The Pacific Fishery Management Council agreed April 12 to move forward with a condensed set of research and data needs recommended by the Scientific and Statistical Committee (SSC), and directed staff to incorporate edits and advisory‑body comments into a final list for adoption in June.
SSC work and rationale: Dr. Jason Schaffner (SSC) summarized the SSC’s effort to reduce a long, highly technical inventory into a manageable list of priorities that better aligns with agency planning. “Working towards a more stable and efficient process would be highly beneficial for future iterations,” the SSC said in its supplemental report.
What advisory bodies recommended: several advisory bodies supported the SSC’s condensed structure but proposed additions or clarifications. Advisory input included: keep and maintain core fishery‑dependent and fishery‑independent sampling programs; add habitat and spatial mapping priorities (high‑resolution bathymetry, habitat‑type rubrics) for groundfish; add ecosystem monitoring (including eDNA and citizen science); and prioritize methods to improve fishery‑impact projection models.

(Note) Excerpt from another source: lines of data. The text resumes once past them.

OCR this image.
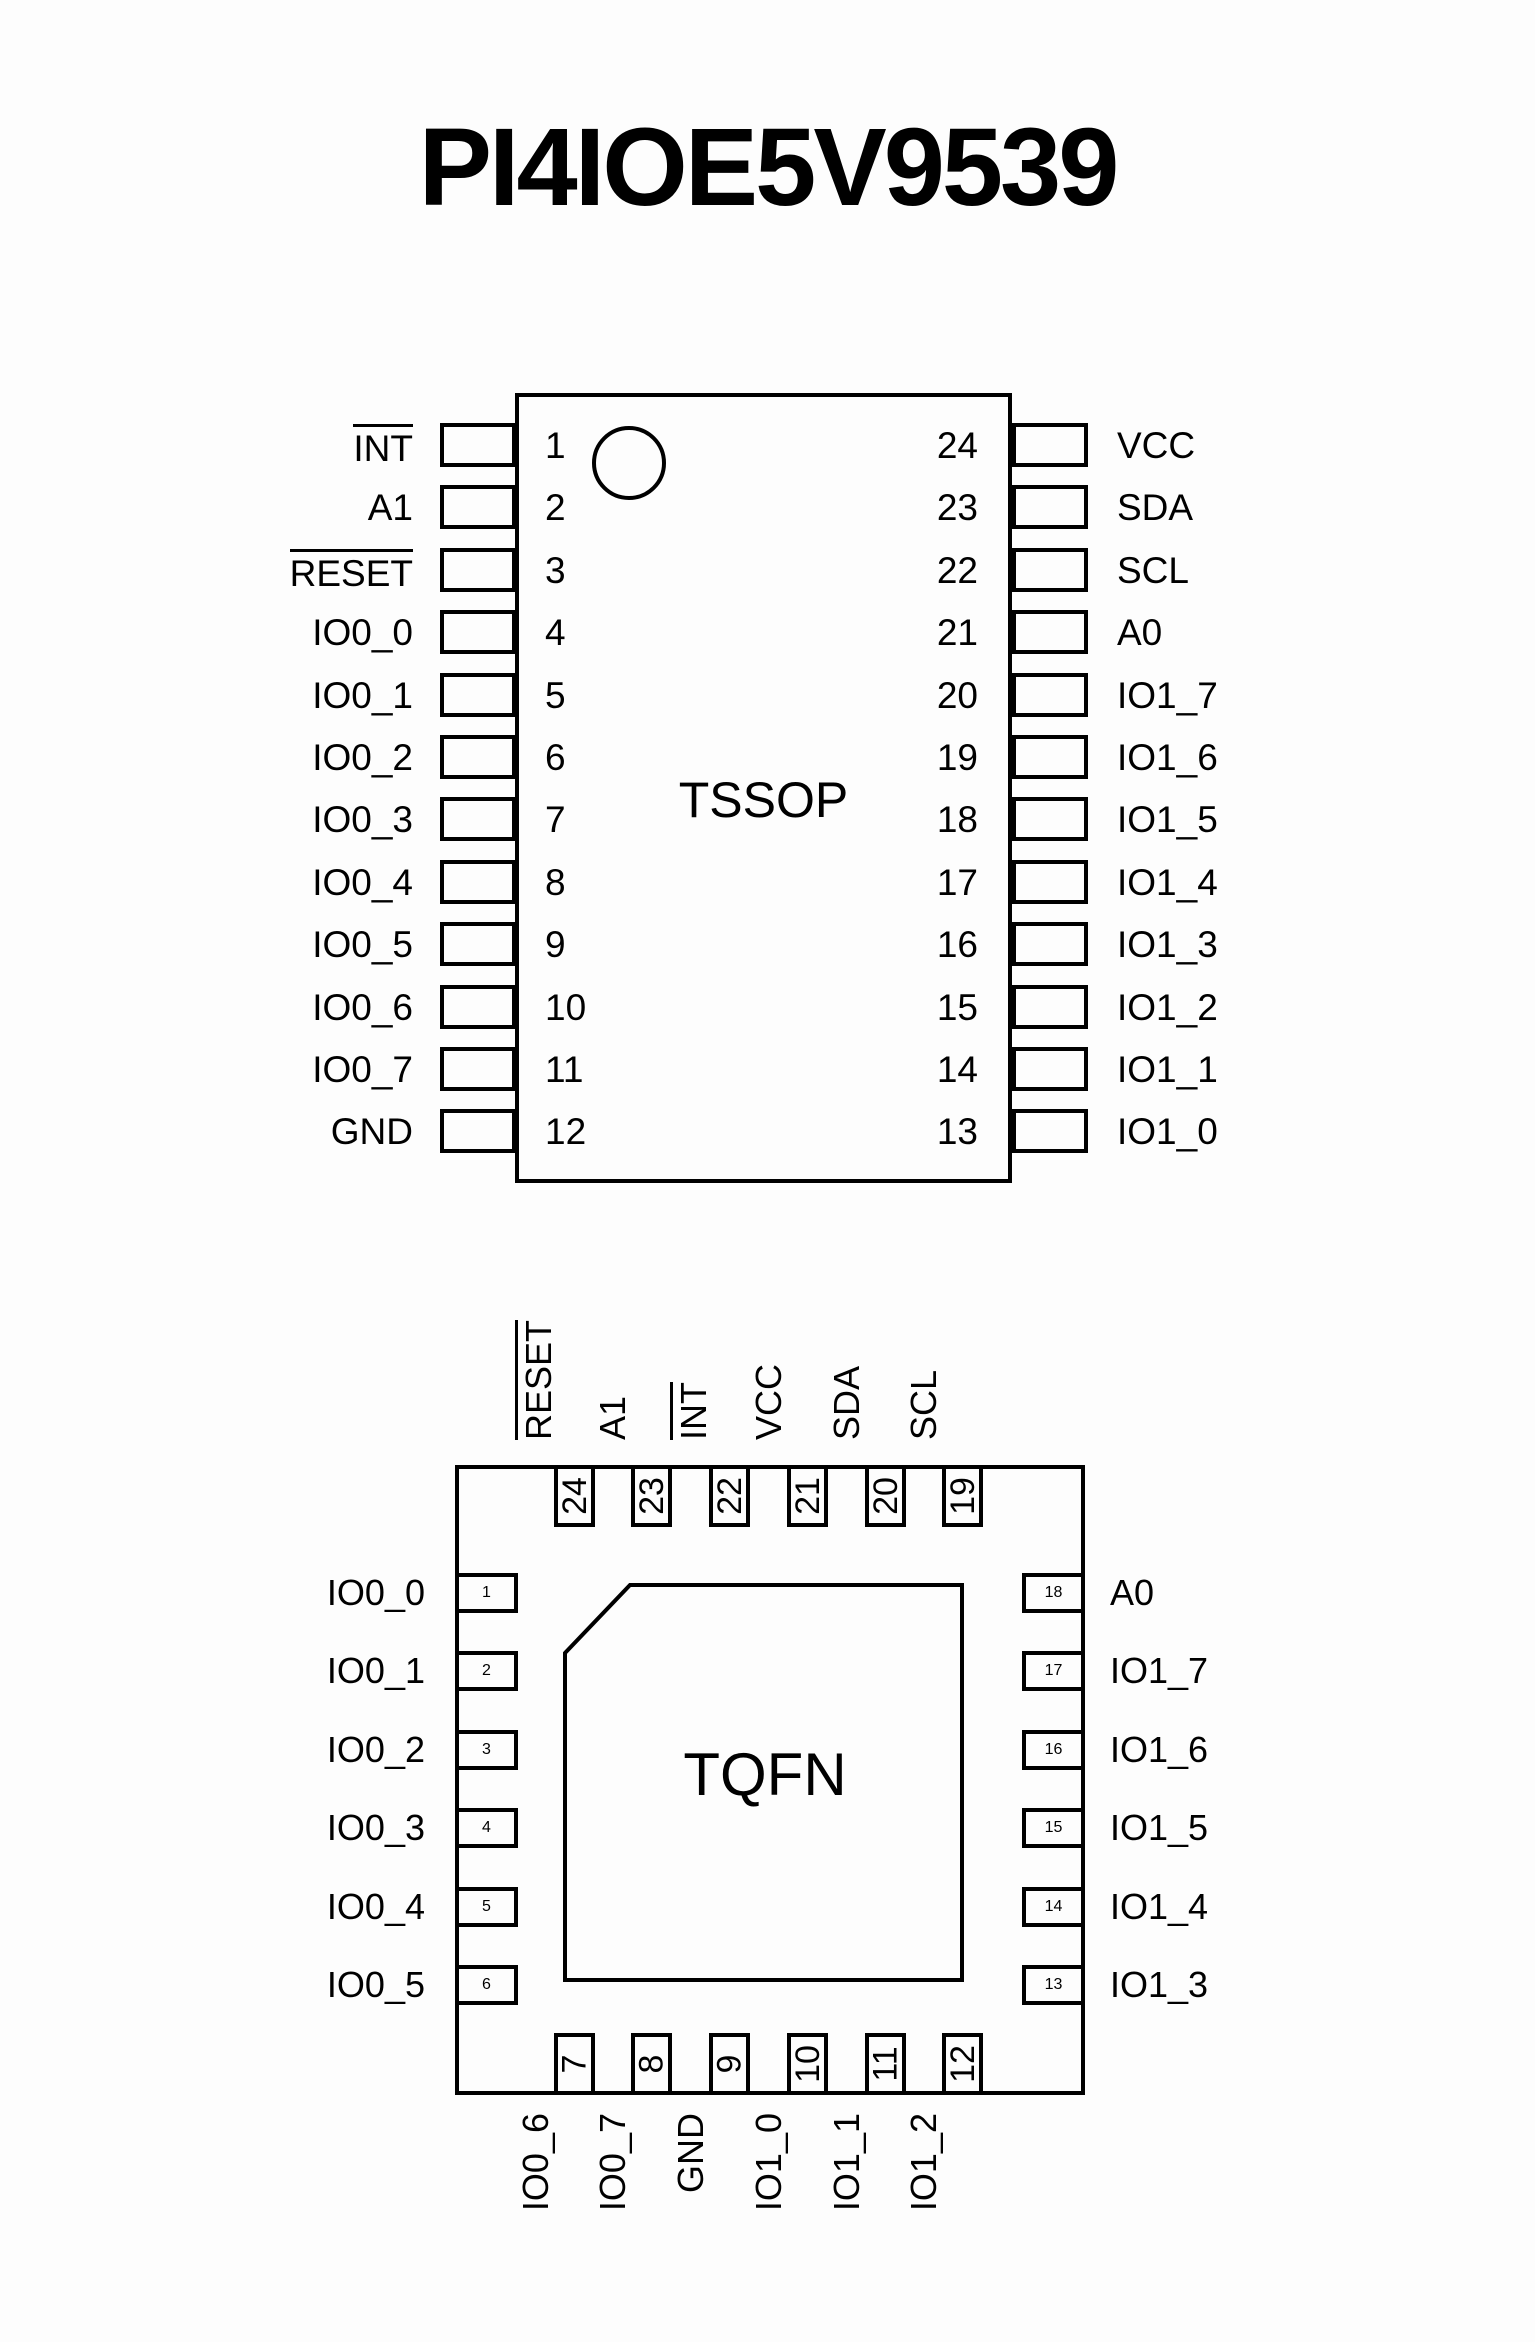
PI4IOE5V9539
TSSOP
TQFN
INT	1
A1	2
RESET	3
IO0_0	4
IO0_1	5
IO0_2	6
IO0_3	7
IO0_4	8
IO0_5	9
IO0_6	10
IO0_7	11
GND	12
24	VCC
23	SDA
22	SCL
21	A0
20	IO1_7
19	IO1_6
18	IO1_5
17	IO1_4
16	IO1_3
15	IO1_2
14	IO1_1
13	IO1_0
24
RESET
23
A1
22
INT
21
VCC
20
SDA
19
SCL
7
IO0_6
8
IO0_7
9
GND
10
IO1_0
11
IO1_1
12
IO1_2
IO0_0	1
IO0_1	2
IO0_2	3
IO0_3	4
IO0_4	5
IO0_5	6
18 A0
17 IO1_7
16 IO1_6
15 IO1_5
14 IO1_4
13 IO1_3
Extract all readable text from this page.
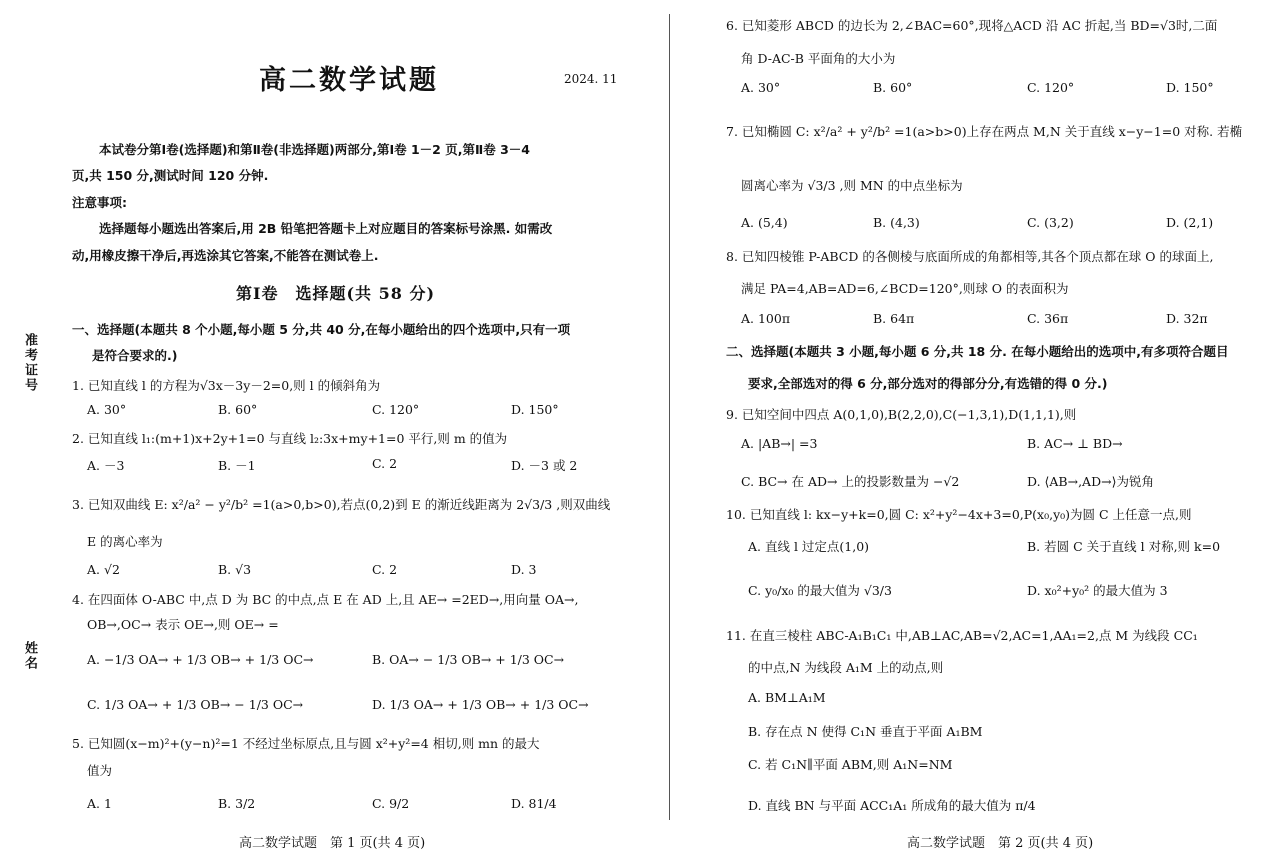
准考证号
姓名
高二数学试题	2024. 11
本试卷分第Ⅰ卷(选择题)和第Ⅱ卷(非选择题)两部分,第Ⅰ卷 1－2 页,第Ⅱ卷 3－4
页,共 150 分,测试时间 120 分钟.
注意事项:
选择题每小题选出答案后,用 2B 铅笔把答题卡上对应题目的答案标号涂黑. 如需改
动,用橡皮擦干净后,再选涂其它答案,不能答在测试卷上.
第Ⅰ卷　选择题(共 58 分)
一、选择题(本题共 8 个小题,每小题 5 分,共 40 分,在每小题给出的四个选项中,只有一项
是符合要求的.)
1. 已知直线 l 的方程为√3x－3y－2=0,则 l 的倾斜角为
A. 30°	B. 60°	C. 120°	D. 150°
2. 已知直线 l₁:(m+1)x+2y+1=0 与直线 l₂:3x+my+1=0 平行,则 m 的值为
A. －3	B. －1	C. 2	D. －3 或 2
3. 已知双曲线 E: x²/a² − y²/b² =1(a>0,b>0),若点(0,2)到 E 的渐近线距离为 2√3/3 ,则双曲线
E 的离心率为
A. √2	B. √3	C. 2	D. 3
4. 在四面体 O-ABC 中,点 D 为 BC 的中点,点 E 在 AD 上,且 AE→ =2ED→,用向量 OA→,
OB→,OC→ 表示 OE→,则 OE→ =
A. −1/3 OA→ + 1/3 OB→ + 1/3 OC→	B. OA→ − 1/3 OB→ + 1/3 OC→
C. 1/3 OA→ + 1/3 OB→ − 1/3 OC→	D. 1/3 OA→ + 1/3 OB→ + 1/3 OC→
5. 已知圆(x−m)²+(y−n)²=1 不经过坐标原点,且与圆 x²+y²=4 相切,则 mn 的最大
值为
A. 1	B. 3/2	C. 9/2	D. 81/4
高二数学试题　第 1 页(共 4 页)
6. 已知菱形 ABCD 的边长为 2,∠BAC=60°,现将△ACD 沿 AC 折起,当 BD=√3时,二面
角 D-AC-B 平面角的大小为
A. 30°	B. 60°	C. 120°	D. 150°
7. 已知椭圆 C: x²/a² + y²/b² =1(a>b>0)上存在两点 M,N 关于直线 x−y−1=0 对称. 若椭
圆离心率为 √3/3 ,则 MN 的中点坐标为
A. (5,4)	B. (4,3)	C. (3,2)	D. (2,1)
8. 已知四棱锥 P-ABCD 的各侧棱与底面所成的角都相等,其各个顶点都在球 O 的球面上,
满足 PA=4,AB=AD=6,∠BCD=120°,则球 O 的表面积为
A. 100π	B. 64π	C. 36π	D. 32π
二、选择题(本题共 3 小题,每小题 6 分,共 18 分. 在每小题给出的选项中,有多项符合题目
要求,全部选对的得 6 分,部分选对的得部分分,有选错的得 0 分.)
9. 已知空间中四点 A(0,1,0),B(2,2,0),C(−1,3,1),D(1,1,1),则
A. |AB→| =3	B. AC→ ⊥ BD→
C. BC→ 在 AD→ 上的投影数量为 −√2	D. ⟨AB→,AD→⟩为锐角
10. 已知直线 l: kx−y+k=0,圆 C: x²+y²−4x+3=0,P(x₀,y₀)为圆 C 上任意一点,则
A. 直线 l 过定点(1,0)	B. 若圆 C 关于直线 l 对称,则 k=0
C. y₀/x₀ 的最大值为 √3/3	D. x₀²+y₀² 的最大值为 3
11. 在直三棱柱 ABC-A₁B₁C₁ 中,AB⊥AC,AB=√2,AC=1,AA₁=2,点 M 为线段 CC₁
的中点,N 为线段 A₁M 上的动点,则
A. BM⊥A₁M
B. 存在点 N 使得 C₁N 垂直于平面 A₁BM
C. 若 C₁N∥平面 ABM,则 A₁N=NM
D. 直线 BN 与平面 ACC₁A₁ 所成角的最大值为 π/4
高二数学试题　第 2 页(共 4 页)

Council action: a motion from Council member Lynn Mattis adopted the SSC report as the council’s preliminary priorities and directed staff to incorporate advisory‑body edits into a consolidated document for final council adoption in June 2025.
Why it matters: the research and data needs list functions as the council’s guidance to science centers and agencies when they set research priorities and budgets. The council and SSC emphasized that maintaining core monitoring programs (e.g., port sampling, fish tickets, acoustic and trawl surveys) is a near‑term priority because flat or declining funding threatens essential data streams.
Ending: staff will provide a consolidated draft in June that incorporates the SSC list plus advisory‑body additions; the council will adopt a final list in June 2025 that staff and regional science centers may use when planning research priorities and budgets.